Abstract

Conventional digital cameras typically accumulate all the photons within an exposure period to form a snapshot image. It requires the scene to be quite still during the imaging time, otherwise it would result in blurry image for the moving objects. Recently, a retina-inspired spike camera has been proposed and shown great potential for recording high-speed motion scenes. Instead of capturing the visual scene by a single snapshot, the spike camera records the dynamic light intensity variation continuously. Each pixel on spike camera sensor accumulates the incoming photons independently and persistently, which fires a spike and restarts the photon accumulation immediately once the dispatch threshold is reached, producing a continuous stream of spikes recorded at very high temporal resolution.

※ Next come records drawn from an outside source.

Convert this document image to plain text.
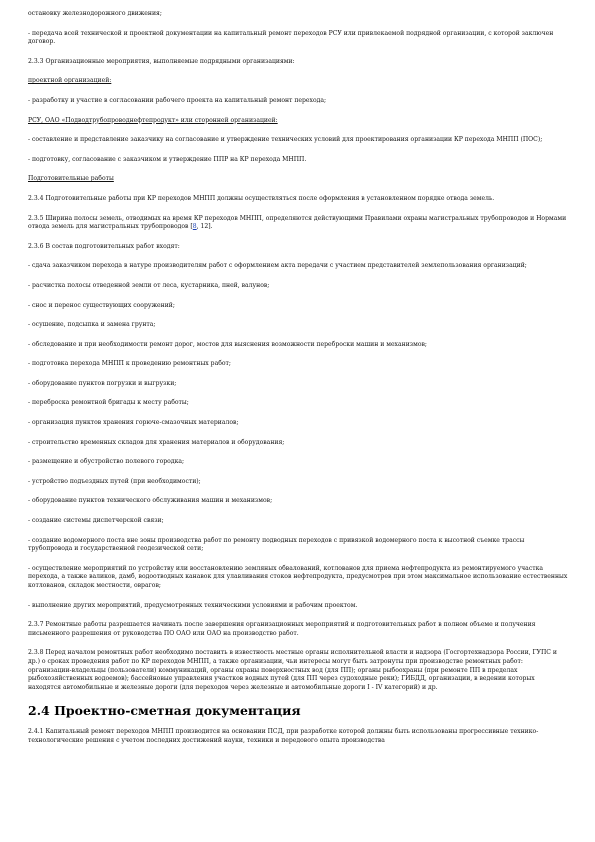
остановку железнодорожного движения;

- передача всей технической и проектной документации на капитальный ремонт переходов РСУ или привлекаемой подрядной организации, с которой заключен договор.

2.3.3 Организационные мероприятия, выполняемые подрядными организациями:

проектной организацией:

- разработку и участие в согласовании рабочего проекта на капитальный ремонт перехода;

РСУ, ОАО «Подводтрубопроводнефтепродукт» или сторонней организацией:

- составление и представление заказчику на согласование и утверждение технических условий для проектирования организации КР перехода МНПП (ПОС);

- подготовку, согласование с заказчиком и утверждение ППР на КР перехода МНПП.

Подготовительные работы

2.3.4 Подготовительные работы при КР переходов МНПП должны осуществляться после оформления в установленном порядке отвода земель.

2.3.5 Ширина полосы земель, отводимых на время КР переходов МНПП, определяются действующими Правилами охраны магистральных трубопроводов и Нормами отвода земель для магистральных трубопроводов [8, 12].

2.3.6 В состав подготовительных работ входят:

- сдача заказчиком перехода в натуре производителям работ с оформлением акта передачи с участием представителей землепользования организаций;

- расчистка полосы отведенной земли от леса, кустарника, пней, валунов;

- снос и перенос существующих сооружений;

- осушение, подсыпка и замена грунта;

- обследование и при необходимости ремонт дорог, мостов для выяснения возможности переброски машин и механизмов;

- подготовка перехода МНПП к проведению ремонтных работ;

- оборудование пунктов погрузки и выгрузки;

- переброска ремонтной бригады к месту работы;

- организация пунктов хранения горюче-смазочных материалов;

- строительство временных складов для хранения материалов и оборудования;

- размещение и обустройство полевого городка;

- устройство подъездных путей (при необходимости);

- оборудование пунктов технического обслуживания машин и механизмов;

- создание системы диспетчерской связи;

- создание водомерного поста вне зоны производства работ по ремонту подводных переходов с привязкой водомерного поста к высотной съемке трассы трубопровода и государственной геодезической сети;

- осуществление мероприятий по устройству или восстановлению земляных обвалований, котлованов для приема нефтепродукта из ремонтируемого участка перехода, а также валиков, дамб, водоотводных канавок для улавливания стоков нефтепродукта, предусмотрев при этом максимальное использование естественных котлованов, складок местности, оврагов;

- выполнение других мероприятий, предусмотренных техническими условиями и рабочим проектом.

2.3.7 Ремонтные работы разрешается начинать после завершения организационных мероприятий и подготовительных работ в полном объеме и получения письменного разрешения от руководства ПО ОАО или ОАО на производство работ.

2.3.8 Перед началом ремонтных работ необходимо поставить в известность местные органы исполнительной власти и надзора (Госгортехнадзора России, ГУПС и др.) о сроках проведения работ по КР переходов МНПП, а также организации, чьи интересы могут быть затронуты при производстве ремонтных работ: организации-владельцы (пользователи) коммуникаций, органы охраны поверхностных вод (для ПП); органы рыбоохраны (при ремонте ПП в пределах рыбохозяйственных водоемов); бассейновые управления участков водных путей (для ПП через судоходные реки); ГИБДД, организации, в ведении которых находятся автомобильные и железные дороги (для переходов через железные и автомобильные дороги I - IV категорий) и др.

2.4 Проектно-сметная документация

2.4.1 Капитальный ремонт переходов МНПП производится на основании ПСД, при разработке которой должны быть использованы прогрессивные технико-технологические решения с учетом последних достижений науки, техники и передового опыта производства
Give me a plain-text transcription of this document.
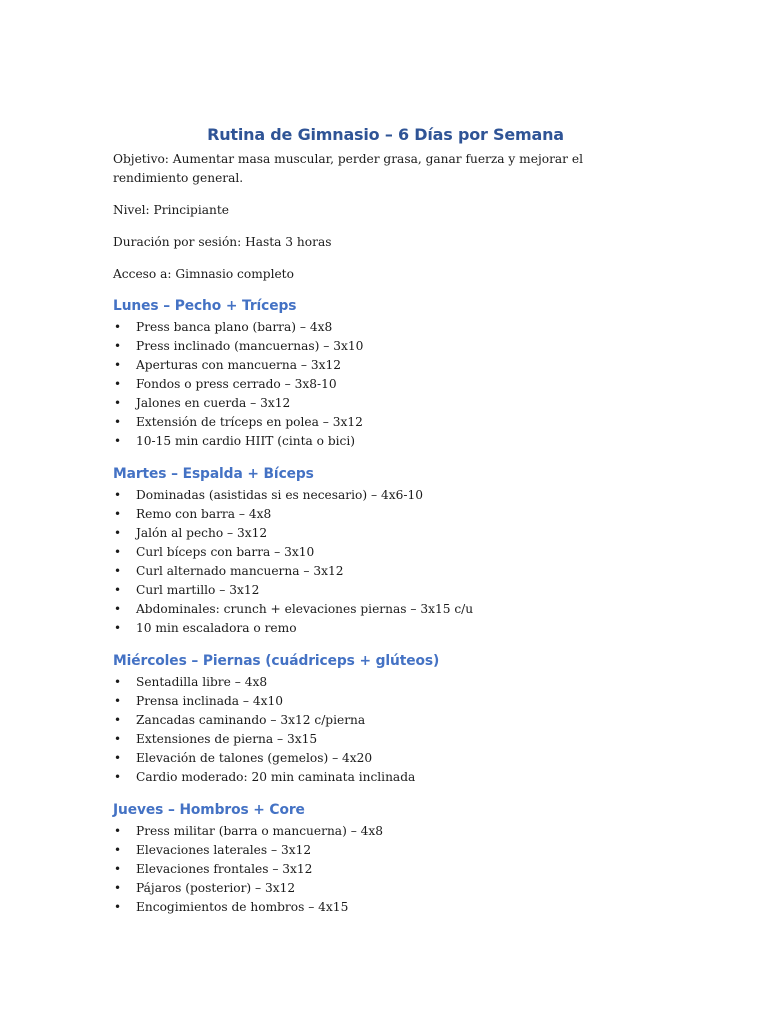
Rutina de Gimnasio – 6 Días por Semana

Objetivo: Aumentar masa muscular, perder grasa, ganar fuerza y mejorar el rendimiento general.

Nivel: Principiante

Duración por sesión: Hasta 3 horas

Acceso a: Gimnasio completo

Lunes – Pecho + Tríceps
• Press banca plano (barra) – 4x8
• Press inclinado (mancuernas) – 3x10
• Aperturas con mancuerna – 3x12
• Fondos o press cerrado – 3x8-10
• Jalones en cuerda – 3x12
• Extensión de tríceps en polea – 3x12
• 10-15 min cardio HIIT (cinta o bici)
Martes – Espalda + Bíceps
• Dominadas (asistidas si es necesario) – 4x6-10
• Remo con barra – 4x8
• Jalón al pecho – 3x12
• Curl bíceps con barra – 3x10
• Curl alternado mancuerna – 3x12
• Curl martillo – 3x12
• Abdominales: crunch + elevaciones piernas – 3x15 c/u
• 10 min escaladora o remo
Miércoles – Piernas (cuádriceps + glúteos)
• Sentadilla libre – 4x8
• Prensa inclinada – 4x10
• Zancadas caminando – 3x12 c/pierna
• Extensiones de pierna – 3x15
• Elevación de talones (gemelos) – 4x20
• Cardio moderado: 20 min caminata inclinada
Jueves – Hombros + Core
• Press militar (barra o mancuerna) – 4x8
• Elevaciones laterales – 3x12
• Elevaciones frontales – 3x12
• Pájaros (posterior) – 3x12
• Encogimientos de hombros – 4x15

To recover the dynamic scene from captured spike stream, this paper presents an image reconstruction approach for spike camera. In order to generate high-quality reconstruction, we investigate the temporal correlation along motion trajectories and exploit it via adaptive temporal filtering. In particular, we present a hierarchical motion-aligned temporal filtering scheme, combining short-term filtering with long-term filtering to take advantage of long-term temporal correlation with low model complexity. Experimental results demonstrate that the proposed scheme outperforms the existing schemes significantly, producing much better objective and subjective qualities for spike camera image reconstruction.